Use cross-validation:

```rust,ignore
// Pseudocode
for depth in 1..=10 {
    model = DecisionTreeClassifier::new().with_max_depth(depth);
    cv_score = cross_validate(model, x, y, k=5);
    // Select depth with best cv_score
}
```

**Rule of Thumb**:
- Simple problems: max_depth = 3-5
- Complex problems: max_depth = 5-10
- If using ensemble (Random Forest): deeper trees OK (15-30)

---

## Advantages and Limitations

### Advantages ✅

1. **Interpretable**: Can visualize and explain decisions
2. **No feature scaling**: Works on raw features
3. **Handles non-linear**: Learns complex boundaries
4. **Mixed data types**: Numeric and categorical features
5. **Fast prediction**: O(log n) traversal

### Limitations ❌

1. **Overfitting**: Single trees overfit easily
2. **Instability**: Small data changes → different tree
3. **Bias toward dominant classes**: In imbalanced data
4. **Greedy algorithm**: May miss global optimum
5. **Axis-aligned splits**: Can't learn diagonal boundaries easily

**Solution to overfitting**: Use ensemble methods (Random Forests, Gradient Boosting)

---

## Decision Trees vs Other Methods

### Comparison Table

| Method | Interpretability | Feature Scaling | Non-linear | Overfitting Risk | Speed |
|--------|------------------|-----------------|------------|------------------|-------|
| **Decision Tree** | High | Not needed | Yes | High (single tree) | Fast |
| **Logistic Regression** | Medium | Required | No (unless polynomial) | Low | Fast |
| **SVM** | Low | Required | Yes (kernels) | Medium | Slow |
| **Random Forest** | Medium | Not needed | Yes | Low | Medium |

### When to Use Decision Trees

**Good for**:
- Interpretability required (medical, legal domains)
- Mixed feature types
- Quick baseline
- Building block for ensembles
- **Regression**: Non-linear relationships without feature engineering
- **Classification**: Multi-class problems with complex boundaries

**Not good for**:
- Need best single-model accuracy (use ensemble instead)
- Linear relationships (logistic/linear regression simpler)
- Large feature space (curse of dimensionality)
- **Regression**: Smooth predictions or extrapolation beyond training range

---

## Practical Considerations

### Feature Importance

Decision trees naturally rank feature importance:
- **Most important**: Features near the root (used early)
- **Less important**: Features deeper in tree or unused

**Interpretation**: Features used for early splits have highest information gain.

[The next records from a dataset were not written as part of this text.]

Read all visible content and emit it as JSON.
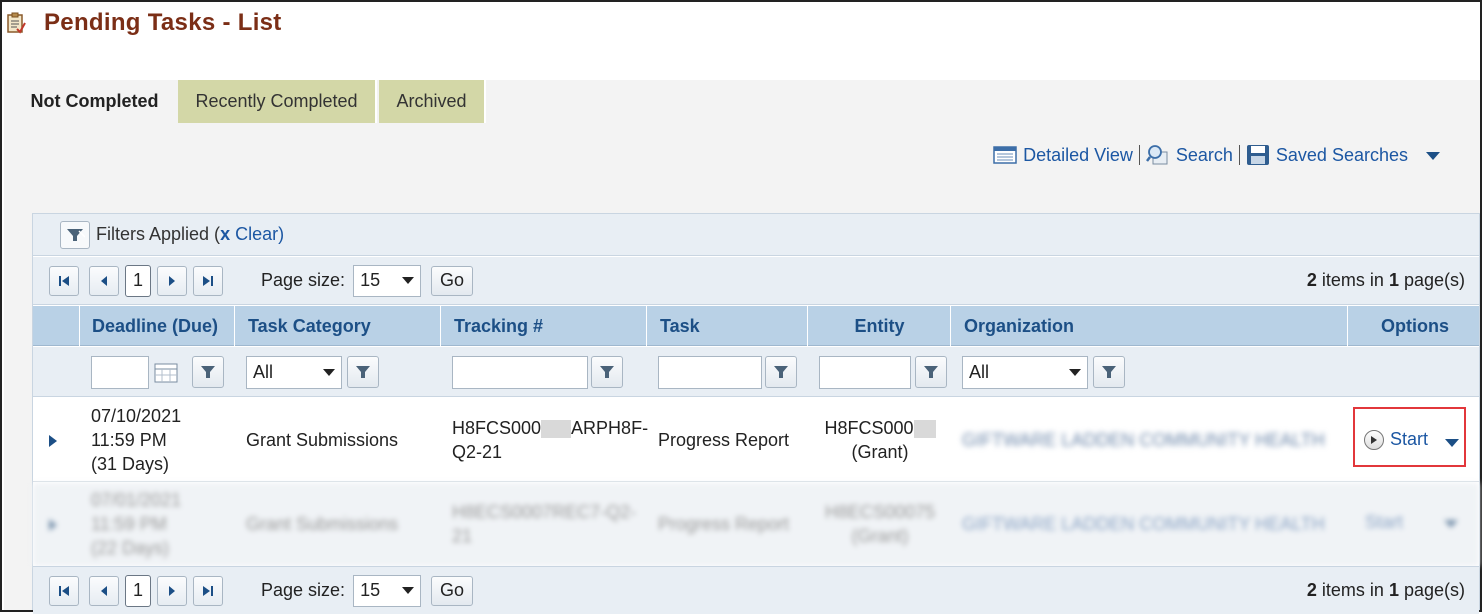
{
  "page": {
    "title": "Pending Tasks - List"
  },
  "tabs": [
    {
      "label": "Not Completed",
      "active": true
    },
    {
      "label": "Recently Completed",
      "active": false
    },
    {
      "label": "Archived",
      "active": false
    }
  ],
  "toolbar": {
    "detailed_view": "Detailed View",
    "search": "Search",
    "saved_searches": "Saved Searches"
  },
  "filters": {
    "applied_label": "Filters Applied (",
    "clear_label": "Clear)",
    "clear_x": "x"
  },
  "pager": {
    "current_page": "1",
    "page_size_label": "Page size:",
    "page_size_value": "15",
    "go_label": "Go",
    "items_count": "2",
    "items_text": " items in ",
    "pages_count": "1",
    "pages_text": " page(s)"
  },
  "columns": {
    "deadline": "Deadline (Due)",
    "task_category": "Task Category",
    "tracking": "Tracking #",
    "task": "Task",
    "entity": "Entity",
    "organization": "Organization",
    "options": "Options"
  },
  "column_filters": {
    "task_category_value": "All",
    "organization_value": "All"
  },
  "rows": [
    {
      "deadline_date": "07/10/2021",
      "deadline_time": "11:59 PM",
      "deadline_days": "(31 Days)",
      "task_category": "Grant Submissions",
      "tracking_prefix": "H8FCS000",
      "tracking_suffix": "ARPH8F-",
      "tracking_line2": "Q2-21",
      "task": "Progress Report",
      "entity_line1": "H8FCS000",
      "entity_line2": "(Grant)",
      "organization": "GIFTWARE LADDEN COMMUNITY HEALTH",
      "option_label": "Start"
    },
    {
      "deadline_date": "07/01/2021",
      "deadline_time": "11:59 PM",
      "deadline_days": "(22 Days)",
      "task_category": "Grant Submissions",
      "tracking_line1": "H8ECS0007REC7-Q2-",
      "tracking_line2": "21",
      "task": "Progress Report",
      "entity_line1": "H8ECS00075",
      "entity_line2": "(Grant)",
      "organization": "GIFTWARE LADDEN COMMUNITY HEALTH",
      "option_label": "Start"
    }
  ],
  "colors": {
    "title": "#7b2e16",
    "link": "#1c57a3",
    "header_bg": "#b9d1e6",
    "tab_inactive_bg": "#d3d7a7",
    "highlight_box": "#e2373b"
  }
}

### Handling Imbalanced Classes

**Problem**: Tree biased toward majority class

**Solutions**:
1. **Class weights**: Penalize majority class errors more
2. **Sampling**: SMOTE, undersampling majority
3. **Threshold tuning**: Adjust prediction threshold

### Pruning (Post-Processing)

**Idea**: Build full tree, then remove nodes with low information gain

**Benefit**: Reduces overfitting without limiting depth during training

**Status in Aprender**: Not yet implemented (use max_depth instead)

---

## Verification Through Tests

Decision tree tests verify mathematical properties:

**Gini Impurity Tests**:
- Pure node → Gini = 0.0
- 50/50 binary split → Gini = 0.5
- Gini always in [0, 1]

**Tree Building Tests**:
- Pure leaf stops splitting
- Max depth enforced
- Predictions match majority class

**Property Tests** (via integration tests):
- Tree depth ≤ max_depth
- All leaves are pure or at max_depth
- Information gain non-negative

**Test Reference**: `src/tree/mod.rs` (15+ tests)

---

## Real-World Application

### Medical Diagnosis Example

**Problem**: Diagnose disease from symptoms (temperature, blood pressure, age)

**Decision Tree**:
```text
          [Temperature > 38°C]
         /                    \
   [BP > 140]               Healthy
   /        \
Disease A   Disease B
```

**Why Decision Tree?**
- Interpretable (doctors can verify logic)
- No feature scaling (raw measurements)
- Handles mixed units (°C, mmHg, years)

### Credit Scoring Example

**Features**: Income, debt, employment length, credit history

**Decision Tree learns**:
- If income < $30k and debt > $20k → High risk
- If income > $80k → Low risk
- Else, check employment length...

**Advantage**: Transparent lending decisions (regulatory compliance)

---

## Further Reading

### Peer-Reviewed Papers

**Breiman et al. (1984)** - *Classification and Regression Trees*
- **Relevance**: Original CART algorithm (Gini impurity, recursive splitting)
- **Link**: Chapman and Hall/CRC (book, library access)
- **Key Contribution**: Unified framework for classification and regression trees
- **Applied in**: `src/tree/mod.rs` CART implementation

**Quinlan (1986)** - *Induction of Decision Trees*
- **Relevance**: Alternative algorithm using entropy (ID3)
- **Link**: [SpringerLink]https://link.springer.com/article/10.1007/BF00116251
- **Key Contribution**: Information gain via entropy (alternative to Gini)

### Related Chapters

- [Ensemble Methods Theory]./ensemble-methods.md - Random Forests (next chapter)
- [Classification Metrics Theory]./classification-metrics.md - Evaluating trees
- [Cross-Validation Theory]./cross-validation.md - Finding optimal max_depth

---

## Summary

**What You Learned**:
- ✅ Decision trees: hierarchical if-then rules for classification AND regression
-**Classification**: Gini impurity (Gini = 1 - Σ p_i²), predict majority class
-**Regression**: MSE criterion (variance), predict mean value
- ✅ CART algorithm: greedy, top-down, recursive (same for both tasks)
- ✅ Information gain: Maximize reduction in impurity (Gini or MSE)
- ✅ Max depth: Controls overfitting (tune with CV)
- ✅ Advantages: Interpretable, no scaling, non-linear
- ✅ Limitations: Overfitting, instability (use ensembles)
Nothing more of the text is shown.